Master electrician Heath Eastman brings us to the Tool Lab to explain everything we’ve ever wondered about power tool batteries. With a brief history of the evolution of power tool batteries, Heath shows us what they look like inside and explains how manufacturers calculate battery voltage.
Modern Batteries Have Come a Long Way
Today’s power tool batteries evolved quite a bit since the first cordless screwdrivers hit the market. The original tools were small and featured nickel-cadmium and nickel-metal hydride batteries. These batteries served the purpose, but today’s lithium-ion batteries are more powerful, compact, and longer-lasting.
Under the Hood
The inside of each battery contains a group of cells, which look similar to unbranded AA or C batteries. In nickel-cadmium models, manufacturers would arrange the cells and then wire them directly to a positive and negative terminal.
In today’s lithium-ion models, the cells are still wired together, however, they’re more compact and attached to a circuit board. This circuit board controls the use of the cells for better efficiency, to prevent overheating, and even display how charged the battery might be.
Quantity Determines Voltage
Every manufacturer has its own battery-powered tool line, and within that line are different voltages: 12V, 18V, 20V, and so on. But what does that mean?
Essentially, the quantity of cells determines the voltage of the battery, and voltage describes power output. For instance, 18V batteries feature five battery cells, with each cell equalling 3.6 volts. Similarly, 12V batteries feature three battery cells, and they’re less powerful than an 18V system.
But the math on 3.6 times 3 comes out to 10.8 volts. How does that work? Here is where the gray area exists. When fully charged, each 3.6-volt cell can hold up to 4 volts. So, both 20V and 18V batteries can display 20V when fully charged, while a 12-volt battery with only three cells can read 12 volts.
Amp Hours Matter, Too
Voltage is only half the story: amp-hours matter too. Amp-hours are essentially the amount of current that is available in the battery for the manufacturer. These batteries have more cells arranged in such a way that doesn’t increase voltage but allows the battery to sustain that voltage for a longer period or during heavier draw.
Match the Battery’s Capacity to the Tool
It’s important to match the amp-hour rating of the battery to the tool. For example, a drill can use a 4-amp battery and last a very long time. That 4-amp battery won’t last as long in heavy-draw tools like table saws, right-angle drills, miter saws, and circular saws. In fact, the battery might not even provide enough current for the tool to run. For those tools, batteries with higher amp-hour ratings are necessary. For these tools, batteries with 12 amp-hour ratings are more suitable.
The Future is Bright for Battery Tools
Batteries are already lightyears ahead of where they were, but things are still evolving. While 18 and 20-volt batteries are common on job sites, some larger tools are also making the battery switch. Electric lawnmowers and snowblowers often use even larger, higher voltage batteries to power them—a long way from the cordless screwdrivers of old.

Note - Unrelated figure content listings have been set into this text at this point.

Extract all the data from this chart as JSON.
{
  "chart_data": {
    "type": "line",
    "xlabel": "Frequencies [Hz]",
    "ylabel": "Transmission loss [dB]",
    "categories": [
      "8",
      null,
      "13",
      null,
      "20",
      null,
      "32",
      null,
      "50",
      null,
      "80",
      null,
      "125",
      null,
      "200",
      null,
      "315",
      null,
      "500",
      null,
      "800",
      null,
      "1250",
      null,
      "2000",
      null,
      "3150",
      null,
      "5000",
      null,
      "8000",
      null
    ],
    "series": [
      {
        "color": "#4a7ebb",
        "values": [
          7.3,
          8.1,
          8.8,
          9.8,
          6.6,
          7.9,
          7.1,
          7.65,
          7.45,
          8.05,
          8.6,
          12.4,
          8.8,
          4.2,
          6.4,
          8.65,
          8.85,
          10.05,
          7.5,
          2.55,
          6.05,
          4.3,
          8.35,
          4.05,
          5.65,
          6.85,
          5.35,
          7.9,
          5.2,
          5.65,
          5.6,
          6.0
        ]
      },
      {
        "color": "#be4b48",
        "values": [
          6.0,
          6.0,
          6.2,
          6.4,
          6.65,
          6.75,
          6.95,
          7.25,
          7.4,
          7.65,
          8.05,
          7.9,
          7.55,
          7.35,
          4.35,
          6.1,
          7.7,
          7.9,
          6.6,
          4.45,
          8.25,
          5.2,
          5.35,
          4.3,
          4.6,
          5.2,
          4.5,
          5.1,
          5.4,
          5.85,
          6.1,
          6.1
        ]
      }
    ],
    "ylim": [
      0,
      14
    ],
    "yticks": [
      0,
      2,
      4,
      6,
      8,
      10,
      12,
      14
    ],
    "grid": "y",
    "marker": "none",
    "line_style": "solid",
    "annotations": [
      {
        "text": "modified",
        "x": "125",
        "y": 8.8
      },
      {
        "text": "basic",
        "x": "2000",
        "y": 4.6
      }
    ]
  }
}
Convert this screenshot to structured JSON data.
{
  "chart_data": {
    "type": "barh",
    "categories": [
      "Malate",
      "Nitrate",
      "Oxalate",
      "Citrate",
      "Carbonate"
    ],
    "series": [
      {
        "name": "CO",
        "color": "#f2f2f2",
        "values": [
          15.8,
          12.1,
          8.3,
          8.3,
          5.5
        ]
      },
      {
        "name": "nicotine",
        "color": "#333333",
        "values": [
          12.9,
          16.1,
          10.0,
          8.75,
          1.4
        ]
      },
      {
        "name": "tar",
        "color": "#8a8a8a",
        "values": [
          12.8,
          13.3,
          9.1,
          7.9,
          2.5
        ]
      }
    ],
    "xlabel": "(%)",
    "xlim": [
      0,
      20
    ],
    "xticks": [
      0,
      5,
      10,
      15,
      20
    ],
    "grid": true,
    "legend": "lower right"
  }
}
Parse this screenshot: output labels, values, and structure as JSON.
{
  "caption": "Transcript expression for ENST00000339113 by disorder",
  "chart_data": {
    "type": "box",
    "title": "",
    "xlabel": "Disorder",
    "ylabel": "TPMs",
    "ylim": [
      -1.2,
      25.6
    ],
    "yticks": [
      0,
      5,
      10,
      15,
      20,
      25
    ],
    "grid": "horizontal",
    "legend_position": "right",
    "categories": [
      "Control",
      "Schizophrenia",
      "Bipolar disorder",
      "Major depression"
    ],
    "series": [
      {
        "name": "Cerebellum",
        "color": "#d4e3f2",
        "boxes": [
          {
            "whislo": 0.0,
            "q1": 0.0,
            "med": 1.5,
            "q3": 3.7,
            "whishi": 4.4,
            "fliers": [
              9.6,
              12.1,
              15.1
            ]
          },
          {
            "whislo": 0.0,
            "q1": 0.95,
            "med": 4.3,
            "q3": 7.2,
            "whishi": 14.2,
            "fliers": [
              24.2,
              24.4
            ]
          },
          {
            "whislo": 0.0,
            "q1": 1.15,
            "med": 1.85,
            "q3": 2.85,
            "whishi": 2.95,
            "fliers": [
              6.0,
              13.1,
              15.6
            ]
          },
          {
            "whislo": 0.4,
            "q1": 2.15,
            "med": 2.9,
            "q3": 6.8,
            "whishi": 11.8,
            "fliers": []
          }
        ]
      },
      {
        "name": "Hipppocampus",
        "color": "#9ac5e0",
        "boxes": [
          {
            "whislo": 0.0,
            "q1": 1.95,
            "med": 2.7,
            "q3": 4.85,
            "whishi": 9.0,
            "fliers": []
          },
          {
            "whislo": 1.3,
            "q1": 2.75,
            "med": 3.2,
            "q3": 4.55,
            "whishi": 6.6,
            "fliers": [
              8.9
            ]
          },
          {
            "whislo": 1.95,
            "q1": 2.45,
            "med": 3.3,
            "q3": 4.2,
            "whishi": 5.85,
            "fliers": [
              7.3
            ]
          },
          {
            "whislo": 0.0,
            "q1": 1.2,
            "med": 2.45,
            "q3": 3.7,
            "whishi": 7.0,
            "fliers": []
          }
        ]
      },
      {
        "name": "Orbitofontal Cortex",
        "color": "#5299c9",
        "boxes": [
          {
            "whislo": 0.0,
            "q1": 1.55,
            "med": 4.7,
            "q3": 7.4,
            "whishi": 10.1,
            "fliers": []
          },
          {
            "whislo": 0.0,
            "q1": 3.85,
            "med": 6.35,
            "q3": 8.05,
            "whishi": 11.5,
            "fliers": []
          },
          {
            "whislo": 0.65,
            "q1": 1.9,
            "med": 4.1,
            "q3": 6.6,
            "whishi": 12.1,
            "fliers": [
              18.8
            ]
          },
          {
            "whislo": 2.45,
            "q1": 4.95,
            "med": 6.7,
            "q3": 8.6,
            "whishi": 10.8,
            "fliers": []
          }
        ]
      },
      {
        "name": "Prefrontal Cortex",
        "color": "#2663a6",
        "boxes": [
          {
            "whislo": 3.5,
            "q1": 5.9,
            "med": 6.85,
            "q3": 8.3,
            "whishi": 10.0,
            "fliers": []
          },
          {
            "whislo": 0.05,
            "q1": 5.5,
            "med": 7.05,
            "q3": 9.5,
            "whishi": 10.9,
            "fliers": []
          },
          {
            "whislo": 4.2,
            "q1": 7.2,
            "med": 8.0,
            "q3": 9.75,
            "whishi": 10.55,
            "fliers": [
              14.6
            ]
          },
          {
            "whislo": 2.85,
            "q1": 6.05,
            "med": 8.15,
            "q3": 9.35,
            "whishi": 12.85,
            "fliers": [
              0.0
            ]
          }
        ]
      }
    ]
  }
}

Heath breaks down the basic voltages of cordless tools and explains the technical aspects of battery technology. He takes a battery apart to show the individual cells and circuit board that make up the battery packs. Then Heath explains the difference between 10.8V and 12V as well as 18V and 20V ratings. FInally, Heath talks about Amp Hour ratings, how they relate to voltage ratings—before giving homeowners some guidance on what level voltage tool they will most likely need (and not need).